The term “terahertz window” refers to frequencies between infrared light on the high-frequency side and microwaves on the lower-frequency end. The infrared region has been conquered by lasers. Microwaves can be generated using electronic devices, but there are severe challenges when it comes to frequencies around 2 THz.

Technologically, it is difficult to build practical intense terahertz sources and sensitive-enough terahertz detectors. As a result, terahertz imaging remains uncomfortably slow at attaining meaningful high signal-to-noise ratio and/or avoiding false positives even with the implementation of modern imaging signal processing.
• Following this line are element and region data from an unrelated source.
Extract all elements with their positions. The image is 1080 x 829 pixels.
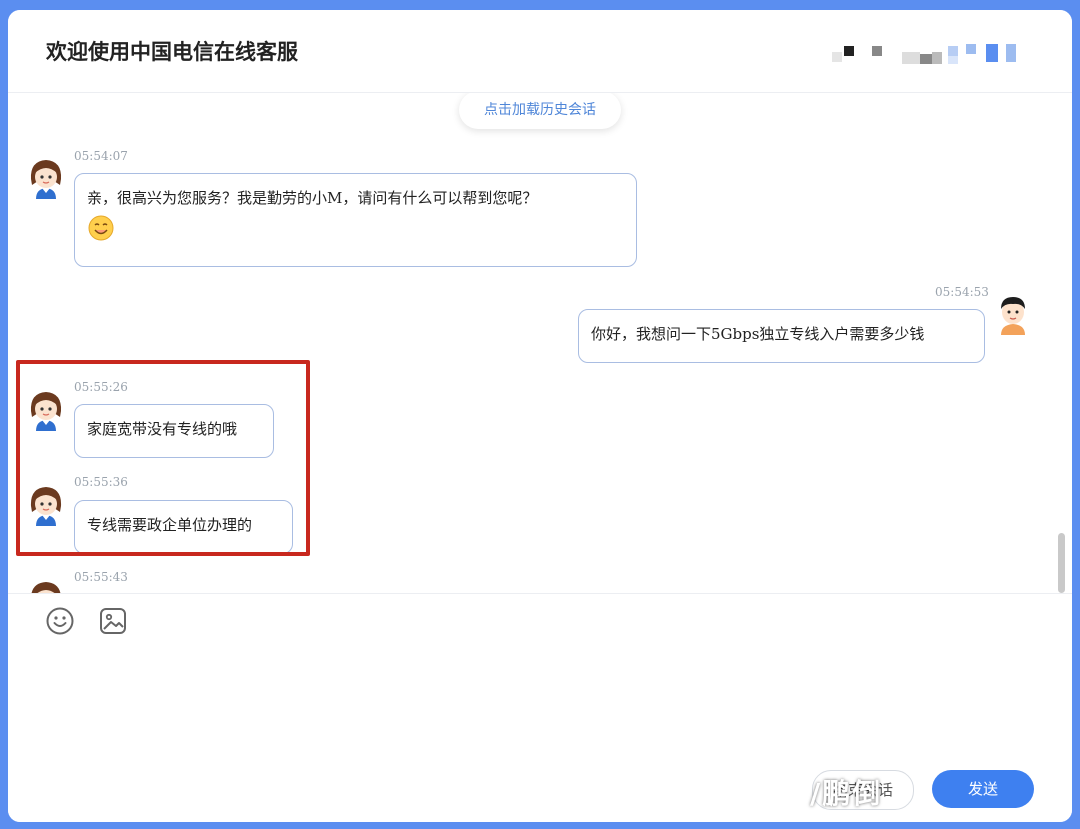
agent-avatar bbox=[24, 155, 68, 199]
scrollbar-thumb[interactable] bbox=[1058, 533, 1065, 593]
message-text: 你好，我想问一下5Gbps独立专线入户需要多少钱 bbox=[591, 325, 925, 343]
message-timestamp: 05:54:07 bbox=[74, 149, 128, 163]
agent-message: 亲，很高兴为您服务？我是勤劳的小M，请问有什么可以帮到您呢？ bbox=[74, 173, 637, 267]
emoji-icon[interactable] bbox=[45, 606, 75, 636]
load-history-button[interactable]: 点击加载历史会话 bbox=[459, 93, 621, 129]
smile-emoji-icon bbox=[88, 215, 114, 241]
image-icon[interactable] bbox=[98, 606, 128, 636]
page-title: 欢迎使用中国电信在线客服 bbox=[46, 40, 298, 64]
user-message: 你好，我想问一下5Gbps独立专线入户需要多少钱 bbox=[578, 309, 985, 363]
redacted-user-info bbox=[820, 42, 1020, 66]
message-timestamp: 05:54:53 bbox=[935, 285, 989, 299]
watermark-text: /鹏倒 bbox=[810, 777, 883, 810]
message-text: 亲，很高兴为您服务？我是勤劳的小M，请问有什么可以帮到您呢？ bbox=[87, 189, 538, 207]
agent-avatar bbox=[24, 577, 68, 593]
user-avatar bbox=[991, 291, 1035, 335]
scrollbar[interactable] bbox=[1056, 138, 1066, 593]
chat-header: 欢迎使用中国电信在线客服 bbox=[8, 10, 1072, 93]
send-button[interactable]: 发送 bbox=[932, 770, 1034, 808]
message-timestamp: 05:55:43 bbox=[74, 570, 128, 584]
annotation-highlight-box bbox=[16, 360, 310, 556]
message-input-area[interactable]: 结束会话 发送 bbox=[8, 593, 1072, 822]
Terahertz imaging also is intrinsically limited by water vapor in certain bands. This means that atmospheric attenuation is a showstopper for long-range measurements (anything above 1 meter or so), and the signal is tempered in in vivo biological materials.

Liquid water, by contrast, does not show any absorption bands. Rather, it exhibits a broadband damping effect. Not even window frequencies survive, and this is exactly the challenge for biological materials.

There is a need for stronger sources or more sensitive detectors to help alleviate these fundamental challenges.

“Existing lasers — so-called quantum-cascade systems — require cryogenic operation, which makes these instruments rather costly,” explained Anselm Deninger, product manager/director of terahertz technologies at Toptica.

One approach is to use resonant frequency doublers and triplers. But these must be machined with staggering precision and so become increasingly costly and less efficient when dealing with frequencies greater than a few hundred gigahertz. “We have been pursuing a third, indirect approach: We use near-infrared lasers and convert their output to terahertz light,” Deninger said. “This works both for pulsed lasers as well as for continuous-wave lasers, thanks to specially designed semiconductor elements: so-called photoconductive antennas (PCAs).”

This indirect approach may show promise, according to Seongsin Margaret Kim, a terahertz photonics and metamaterials specialist at the University of Alabama. Kim attributes many of the discoveries relating to terahertz imaging over the last two decades to advances in PCA technology and broadband terahertz sources. PCA-based sources can generate broadband terahertz radiation, she said, which is useful for many applications, particularly in scientific research.